NSA SpyThe American Civil Liberties Union (ACLU) and Human Rights Watch recently concluded that United States government surveillance activities pose a significant threat to freedom of the press in the U.S.  The two organizations urge the U.S. government to limit surveillance of communications and personal data.  They also advocate greater legal protection for government “whistleblowers.”

The public interest organizations, Human Rights Watch and the ACLU, conducted a survey of lawyers, journalists, and both current and past government officials to assess the impact of government surveillance programs on public access to information.  The survey indicated that potential whistleblowers were intimidated by active government surveillance.  That intimidation generally translated into an unwillingness to engage in whistleblowing activities.

Active government surveillance seems to have a notable chilling effect on public disclosure of important information.  Individuals with access to information regarding government strategies, policies, and operations appear to be increasingly reluctant to leak that information to the media and to the public, fearing that their contacts with journalists and the public will be identified through electronic surveillance activities conducted by the National Security Agency and other government entities.

This growing reluctance to disclose information seems to be directly connected to the U.S. government’s aggressive use of communications and data monitoring to identify and prosecute whistleblowers.  Widespread awareness of the U.S. government’s surveillance operations contributes to greater reluctance on the part of potential government whistleblowers.

The Obama Administration has displayed a willingness to pursue individuals who disclose confidential government information aggressively.  To date under this Administration, reportedly eight individuals have been charged with violations of the Espionage Act that stem from unauthorized public disclosure of government secrets.

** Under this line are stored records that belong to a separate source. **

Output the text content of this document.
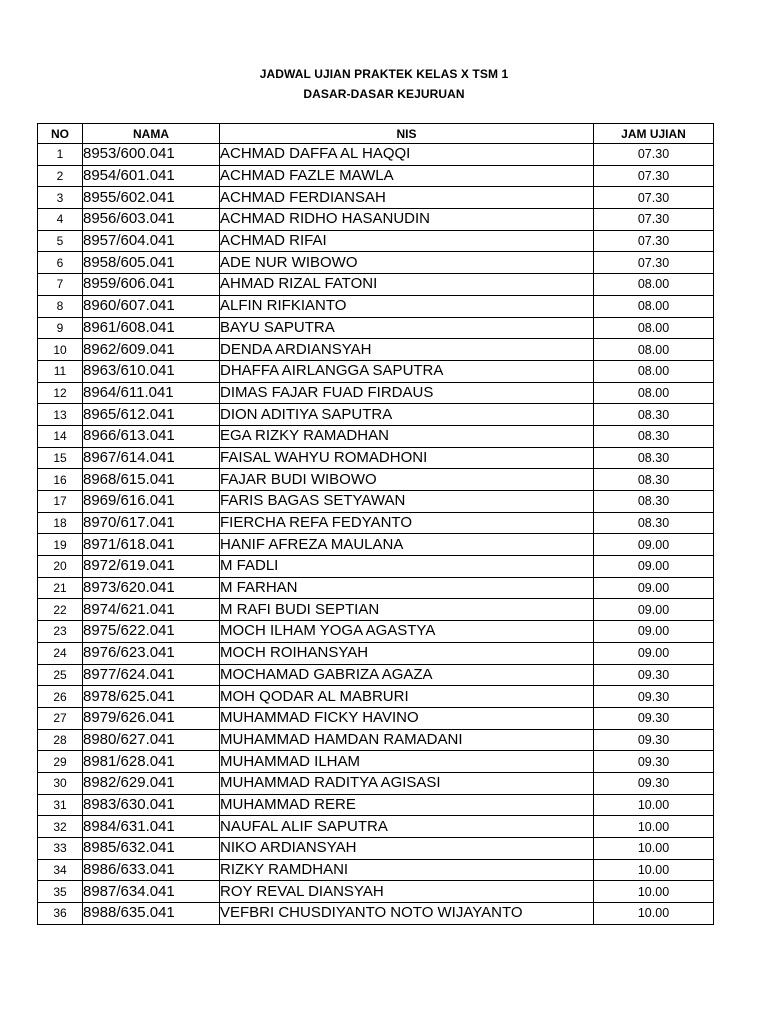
JADWAL UJIAN PRAKTEK KELAS X TSM 1
DASAR-DASAR KEJURUAN
NO	NAMA	NIS	JAM UJIAN
1	8953/600.041	ACHMAD DAFFA AL HAQQI	07.30
2	8954/601.041	ACHMAD FAZLE MAWLA	07.30
3	8955/602.041	ACHMAD FERDIANSAH	07.30
4	8956/603.041	ACHMAD RIDHO HASANUDIN	07.30
5	8957/604.041	ACHMAD RIFAI	07.30
6	8958/605.041	ADE NUR WIBOWO	07.30
7	8959/606.041	AHMAD RIZAL FATONI	08.00
8	8960/607.041	ALFIN RIFKIANTO	08.00
9	8961/608.041	BAYU SAPUTRA	08.00
10	8962/609.041	DENDA ARDIANSYAH	08.00
11	8963/610.041	DHAFFA AIRLANGGA SAPUTRA	08.00
12	8964/611.041	DIMAS FAJAR FUAD FIRDAUS	08.00
13	8965/612.041	DION ADITIYA SAPUTRA	08.30
14	8966/613.041	EGA RIZKY RAMADHAN	08.30
15	8967/614.041	FAISAL WAHYU ROMADHONI	08.30
16	8968/615.041	FAJAR BUDI WIBOWO	08.30
17	8969/616.041	FARIS BAGAS SETYAWAN	08.30
18	8970/617.041	FIERCHA REFA FEDYANTO	08.30
19	8971/618.041	HANIF AFREZA MAULANA	09.00
20	8972/619.041	M FADLI	09.00
21	8973/620.041	M FARHAN	09.00
22	8974/621.041	M RAFI BUDI SEPTIAN	09.00
23	8975/622.041	MOCH ILHAM YOGA AGASTYA	09.00
24	8976/623.041	MOCH ROIHANSYAH	09.00
25	8977/624.041	MOCHAMAD GABRIZA AGAZA	09.30
26	8978/625.041	MOH QODAR AL MABRURI	09.30
27	8979/626.041	MUHAMMAD FICKY HAVINO	09.30
28	8980/627.041	MUHAMMAD HAMDAN RAMADANI	09.30
29	8981/628.041	MUHAMMAD ILHAM	09.30
30	8982/629.041	MUHAMMAD RADITYA AGISASI	09.30
31	8983/630.041	MUHAMMAD RERE	10.00
32	8984/631.041	NAUFAL ALIF SAPUTRA	10.00
33	8985/632.041	NIKO ARDIANSYAH	10.00
34	8986/633.041	RIZKY RAMDHANI	10.00
35	8987/634.041	ROY REVAL DIANSYAH	10.00
36	8988/635.041	VEFBRI CHUSDIYANTO NOTO WIJAYANTO	10.00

Based on the number of Espionage Act cases initiated and associated public statements, the Obama Administration seems to be notably more aggressive at prosecuting potential whistleblowers than other recent administrations.  This vigorous prosecution makes potential whistleblowers reluctant to provide information to the media.

The ACLU and Human Rights Watch view expansive use of electronic surveillance and active prosecution of whistleblowers to be significant threats to freedom of the press and public access to important information regarding government policies and practices.  In their Report, the organizations observe that intimidation of potential whistleblowers eliminates vital information sources, threatening the existence of effective media oversight of government.

Human Rights Watch and the ACLU recommend immediate reforms to protect necessary information sources.  They suggest that U.S. government surveillance policies and operations be significantly reformed to limit their scope.  The organizations also recommend that applicable laws and government practices should be modified to provide government whistleblowers greater legal protection when they disclose important information.

The Report issued by the ACLU and Human Rights Watch is timely and significant.  The calls for immediate reform which it contains provide a useful framework for action.  Without prompt initiatives of the sort advocated in this Report, the ability of the media to perform its duties effectively will be severely threatened, and vital public access to information regarding government will be denied.